What role do government policies and funding play in ensuring equitable access to maternal healthcare services in Turkana County?
5 answers
Government policies and funding are pivotal in ensuring equitable access to maternal healthcare services in Turkana County. The Kenyan government's initiatives like the 'Linda Mama' program prioritize improving reproductive, maternal, child, and adolescent health outcomes. Additionally, the adoption of free maternal healthcare policies, such as exempting maternal services from user fees, aims to promote skilled delivery and reduce pregnancy-related mortality. However, challenges persist, including limited access to public services for pastoralists due to their mobile lifestyle and marginalization, leading to poor health outcomes. To address these challenges, a proposed One Health framework in Turkana County integrates human and animal health services, aiming to improve health outcomes through increased vaccine coverage and improved service access. By addressing these issues through comprehensive policies and funding, equitable access to maternal healthcare services in Turkana County can be enhanced.
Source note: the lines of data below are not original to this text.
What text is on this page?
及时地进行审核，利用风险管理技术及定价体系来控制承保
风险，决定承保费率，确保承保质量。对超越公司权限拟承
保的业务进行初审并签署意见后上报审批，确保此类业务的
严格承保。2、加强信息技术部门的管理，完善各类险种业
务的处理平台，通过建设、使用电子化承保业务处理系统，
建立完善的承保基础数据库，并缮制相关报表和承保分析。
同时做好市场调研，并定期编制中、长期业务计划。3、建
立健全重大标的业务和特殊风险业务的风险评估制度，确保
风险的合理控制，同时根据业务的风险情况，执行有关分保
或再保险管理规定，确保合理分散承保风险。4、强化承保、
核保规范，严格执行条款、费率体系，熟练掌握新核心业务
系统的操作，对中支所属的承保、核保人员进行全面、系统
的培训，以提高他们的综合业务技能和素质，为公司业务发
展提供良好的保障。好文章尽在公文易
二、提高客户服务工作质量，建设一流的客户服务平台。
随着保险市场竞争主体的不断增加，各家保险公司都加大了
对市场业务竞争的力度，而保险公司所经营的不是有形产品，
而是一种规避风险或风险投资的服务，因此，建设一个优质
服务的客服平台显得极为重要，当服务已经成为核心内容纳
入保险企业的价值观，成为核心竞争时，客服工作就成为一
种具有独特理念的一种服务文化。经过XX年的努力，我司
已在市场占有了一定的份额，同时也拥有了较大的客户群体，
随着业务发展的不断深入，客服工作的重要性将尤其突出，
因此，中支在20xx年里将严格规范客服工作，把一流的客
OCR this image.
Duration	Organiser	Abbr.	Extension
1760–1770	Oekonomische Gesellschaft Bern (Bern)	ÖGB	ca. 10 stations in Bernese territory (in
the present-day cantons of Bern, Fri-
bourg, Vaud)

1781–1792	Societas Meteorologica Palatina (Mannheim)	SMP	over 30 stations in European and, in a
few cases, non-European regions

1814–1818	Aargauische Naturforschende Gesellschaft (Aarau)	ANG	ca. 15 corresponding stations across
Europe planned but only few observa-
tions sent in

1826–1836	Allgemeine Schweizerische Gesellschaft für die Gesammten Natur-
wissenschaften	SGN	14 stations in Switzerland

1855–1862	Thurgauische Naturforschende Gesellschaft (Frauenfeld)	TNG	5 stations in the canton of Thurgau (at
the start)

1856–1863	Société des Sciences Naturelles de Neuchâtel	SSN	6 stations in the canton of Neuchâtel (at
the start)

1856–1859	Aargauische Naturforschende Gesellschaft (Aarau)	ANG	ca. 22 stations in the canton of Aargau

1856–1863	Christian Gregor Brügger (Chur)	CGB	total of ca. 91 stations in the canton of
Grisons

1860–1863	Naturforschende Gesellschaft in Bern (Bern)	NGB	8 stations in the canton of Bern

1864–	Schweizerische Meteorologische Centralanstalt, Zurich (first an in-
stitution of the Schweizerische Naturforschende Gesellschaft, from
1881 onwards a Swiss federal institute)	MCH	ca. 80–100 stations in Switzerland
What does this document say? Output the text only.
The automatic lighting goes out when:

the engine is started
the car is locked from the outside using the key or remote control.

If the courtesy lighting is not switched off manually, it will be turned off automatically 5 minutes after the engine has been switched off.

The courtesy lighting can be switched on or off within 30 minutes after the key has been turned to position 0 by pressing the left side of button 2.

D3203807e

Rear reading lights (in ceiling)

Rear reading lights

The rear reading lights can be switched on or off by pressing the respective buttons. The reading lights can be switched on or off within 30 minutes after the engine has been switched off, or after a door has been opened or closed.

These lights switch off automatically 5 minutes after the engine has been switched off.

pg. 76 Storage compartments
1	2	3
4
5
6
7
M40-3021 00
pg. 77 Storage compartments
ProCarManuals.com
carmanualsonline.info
How is the current avance in DL with forcasting demand curves?
5 answers
The current advancement in Deep Learning (DL) for forecasting demand curves is significant, as evidenced by recent research. Various studies have highlighted the benefits of utilizing DL techniques for demand forecasting, showcasing improvements in accuracy and robustness. These advancements involve the integration of real-life events from news articles, historical sales data, holiday information, and even Google Trends data into multi-modal forecasting networks. Additionally, the use of Recurrent Neural Networks (RNN) with LSTM layers has shown superior forecasting performance compared to traditional regression models like SARIMA-MLR. Furthermore, the application of deep learning techniques in network slicing has led to the development of multi-model-based forecasting frameworks that enhance resource allocation efficiency and guarantee quality of experience in wireless networks.